When the leaders of Irvine, Calif.-based wealth management firm Keller Financial Group decided to charter a bank three years ago, they could not have known what gut-wrenching times lay just ahead.

“In 2007, when we opened our doors, there was this pause and we said, ‘What did we get ourselves in to?’ ” said Scott F. Kavanaugh, the chief executive of the bank.

First Foundation Inc., which opened for business Oct. 1, 2007, did indeed go through a crucible. But it has emerged in good shape—thanks largely to its roots as an advisory firm, said Kavanaugh.

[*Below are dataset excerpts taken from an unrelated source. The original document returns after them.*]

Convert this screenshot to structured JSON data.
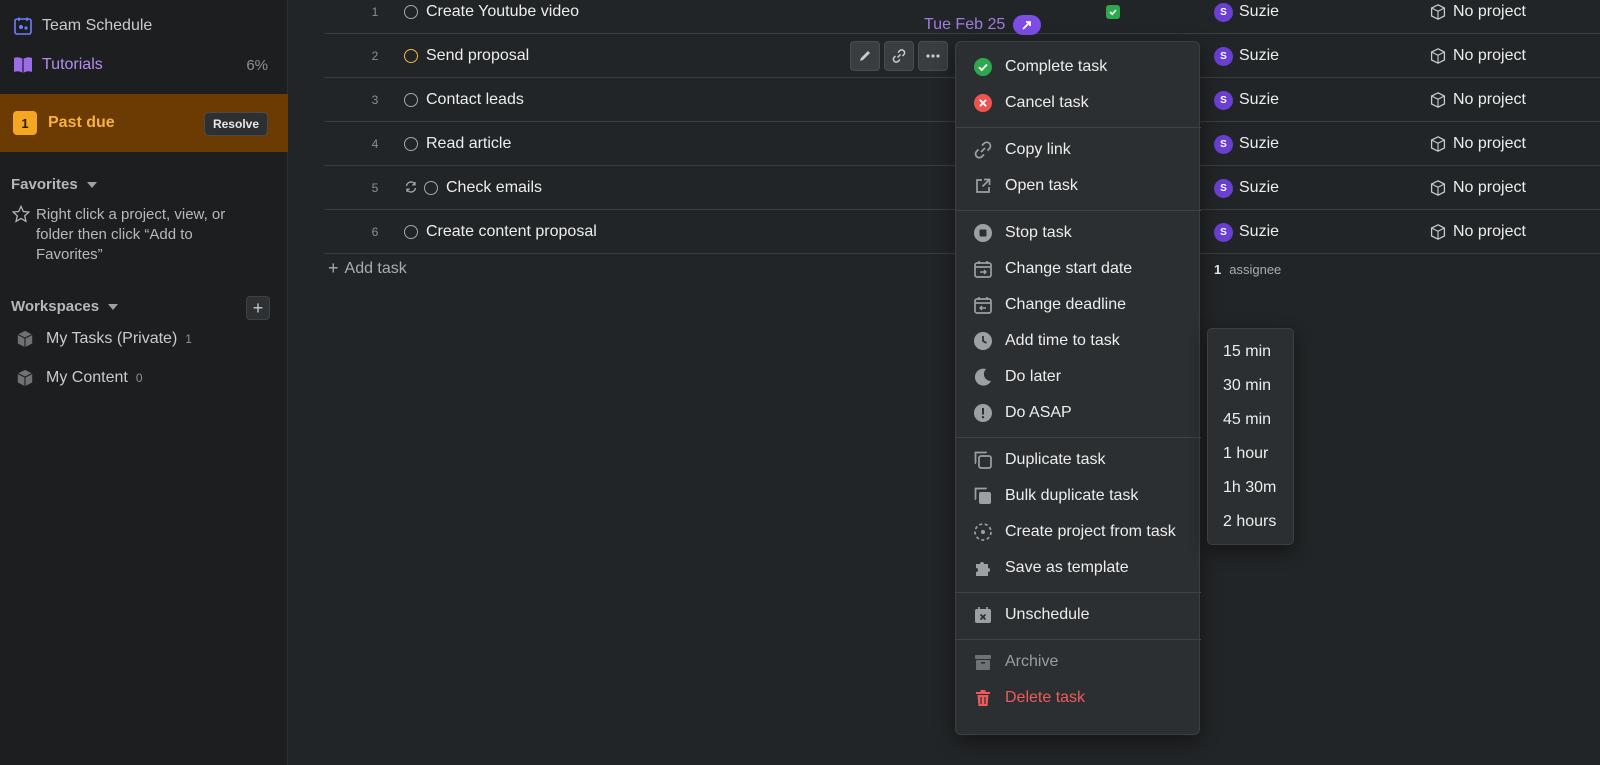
{
  "sidebar": {
    "team_schedule": "Team Schedule",
    "tutorials": "Tutorials",
    "tutorials_progress": "6%",
    "past_due": {
      "count": "1",
      "label": "Past due",
      "resolve": "Resolve"
    },
    "favorites": {
      "heading": "Favorites",
      "help": "Right click a project, view, or folder then click “Add to Favorites”"
    },
    "workspaces": {
      "heading": "Workspaces",
      "add": "+",
      "items": [
        {
          "label": "My Tasks (Private)",
          "count": "1"
        },
        {
          "label": "My Content",
          "count": "0"
        }
      ]
    }
  },
  "tasks": {
    "rows": [
      {
        "num": "1",
        "title": "Create Youtube video",
        "assignee": "Suzie",
        "avatar": "S",
        "project": "No project",
        "date": "Tue Feb 25"
      },
      {
        "num": "2",
        "title": "Send proposal",
        "assignee": "Suzie",
        "avatar": "S",
        "project": "No project"
      },
      {
        "num": "3",
        "title": "Contact leads",
        "assignee": "Suzie",
        "avatar": "S",
        "project": "No project"
      },
      {
        "num": "4",
        "title": "Read article",
        "assignee": "Suzie",
        "avatar": "S",
        "project": "No project"
      },
      {
        "num": "5",
        "title": "Check emails",
        "assignee": "Suzie",
        "avatar": "S",
        "project": "No project"
      },
      {
        "num": "6",
        "title": "Create content proposal",
        "assignee": "Suzie",
        "avatar": "S",
        "project": "No project"
      }
    ],
    "add_task": "Add task",
    "assignee_summary": {
      "count": "1",
      "label": "assignee"
    }
  },
  "context_menu": {
    "items": [
      {
        "label": "Complete task",
        "icon": "check-circle-icon"
      },
      {
        "label": "Cancel task",
        "icon": "x-circle-icon"
      },
      {
        "label": "Copy link",
        "icon": "link-icon"
      },
      {
        "label": "Open task",
        "icon": "external-link-icon"
      },
      {
        "label": "Stop task",
        "icon": "stop-icon"
      },
      {
        "label": "Change start date",
        "icon": "calendar-start-icon"
      },
      {
        "label": "Change deadline",
        "icon": "calendar-deadline-icon"
      },
      {
        "label": "Add time to task",
        "icon": "clock-icon"
      },
      {
        "label": "Do later",
        "icon": "moon-icon"
      },
      {
        "label": "Do ASAP",
        "icon": "exclamation-icon"
      },
      {
        "label": "Duplicate task",
        "icon": "duplicate-icon"
      },
      {
        "label": "Bulk duplicate task",
        "icon": "bulk-duplicate-icon"
      },
      {
        "label": "Create project from task",
        "icon": "dashed-circle-icon"
      },
      {
        "label": "Save as template",
        "icon": "puzzle-icon"
      },
      {
        "label": "Unschedule",
        "icon": "calendar-x-icon"
      },
      {
        "label": "Archive",
        "icon": "archive-icon"
      },
      {
        "label": "Delete task",
        "icon": "trash-icon"
      }
    ]
  },
  "time_submenu": {
    "options": [
      "15 min",
      "30 min",
      "45 min",
      "1 hour",
      "1h 30m",
      "2 hours"
    ]
  },
  "colors": {
    "accent_purple": "#7d4de6",
    "past_due_bg": "#6b3b03",
    "past_due_text": "#f8b140",
    "danger": "#ef5350",
    "success": "#2ea84f"
  }
}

The holding company contains First Foundation Bank and the advisory business, now called First Foundation Advisors. Assets under management, which stood at $1.2 billion around the time First Foundation’s opening, plunged to around $900 million during 2008, in the teeth of the market crash; but they have rebounded to $1.4 billion.

Total assets at the bank, meanwhile, have posted steady, quarter-to-quarter climbs. From $36.6 million at the end of 2007, they had risen to $238 by the end of 2009. The net loans and leases it reported to the FDIC jumped to $197.9 million at the end of last year from $89.2 million 12 months earlier.

As of end of March, said Kavanaugh, the bank had $226 million in loans and a similar amount in deposits.

“In all honesty, it’s been better than we ever thought,” he said.

What’s more, the company has signed lease in Pasadena, for a second branch, which is to open in August. It will allow First Foundation’s expansion into the greater Los Angeles market, Kavanaugh said.

Investment advisory clients have clearly buoyed the bank: As much as 70% of the deposit base has come “as a result of referrals from the advisory side,” he said.

First Foundation is not technically a private bank. But its trust business and the fact that it was spawned by an advisory business that caters to high-net-worth clients might make it seem that way, Kavanaugh acknowledges.

“Our model is what a U.S. Trust used to look like,” he said, referring to the company that focuses on very wealthy clients, and was bought in 2000 by Charles Schwab Corp., only to be sold in 2007 to Bank of America Corp. [BAC]

The market and economic environment may have dealt First Foundation a bad opening hand, but they also created the opportunity to attract clients and talent from bigger organizations, according to Kavanaugh.

Its advisory business has hired executives from larger organizations. Overall, employment at First Foundation has risen above 70, and will staff up more before the Pasadena office opens.

First Foundation made a splash when it was created: Although wealth management firms are often targeted for acquisition by banks, advisory firms don’t often overturn the formula by opening banks.

Keller Financial Group’s leadership had received inquiries from several large banks, but opted to control their company’s destiny instead. The group had already worked with Kavanaugh as a result of their investment in Commercial Capital Bancorp Inc., of Irvine. Kavanaugh helped to found and run that bank, which was sold in 2006 to Washington Mutual Inc.

Kavanaugh has cited what he sees as an opportunity to gain investment clients who are dissatisfied with wirehouses and other big firms and want more personal service. Since the beginning of 2008, First Foundation’s client list has risen more than 10%, to about 1,100, according to Kavanaugh.

But now that big institutions are stabilizing after mergers and reorganizations, it will likely be harder to win clients away from them, according to Alois Pirker, a senior analyst at the research firm Aite Group LLC.

“There has been a window of opportunity, but it is closing as large firms move through their integration efforts and bring their ships to an even keel,” he said.

But it may still be realistic to recruit wirehouse advisers, Pirker said. A recent Aite survey showed that a mere 15% of advisers within wirehouses are not contemplating leaving. And 20% of the respondents said there is more than a 50% likelihood that they will break away.

“So the appetite is still there,” said Pirker. “The messaging you hear from the large firms is that the attrition is over, but that may be a temporary state.”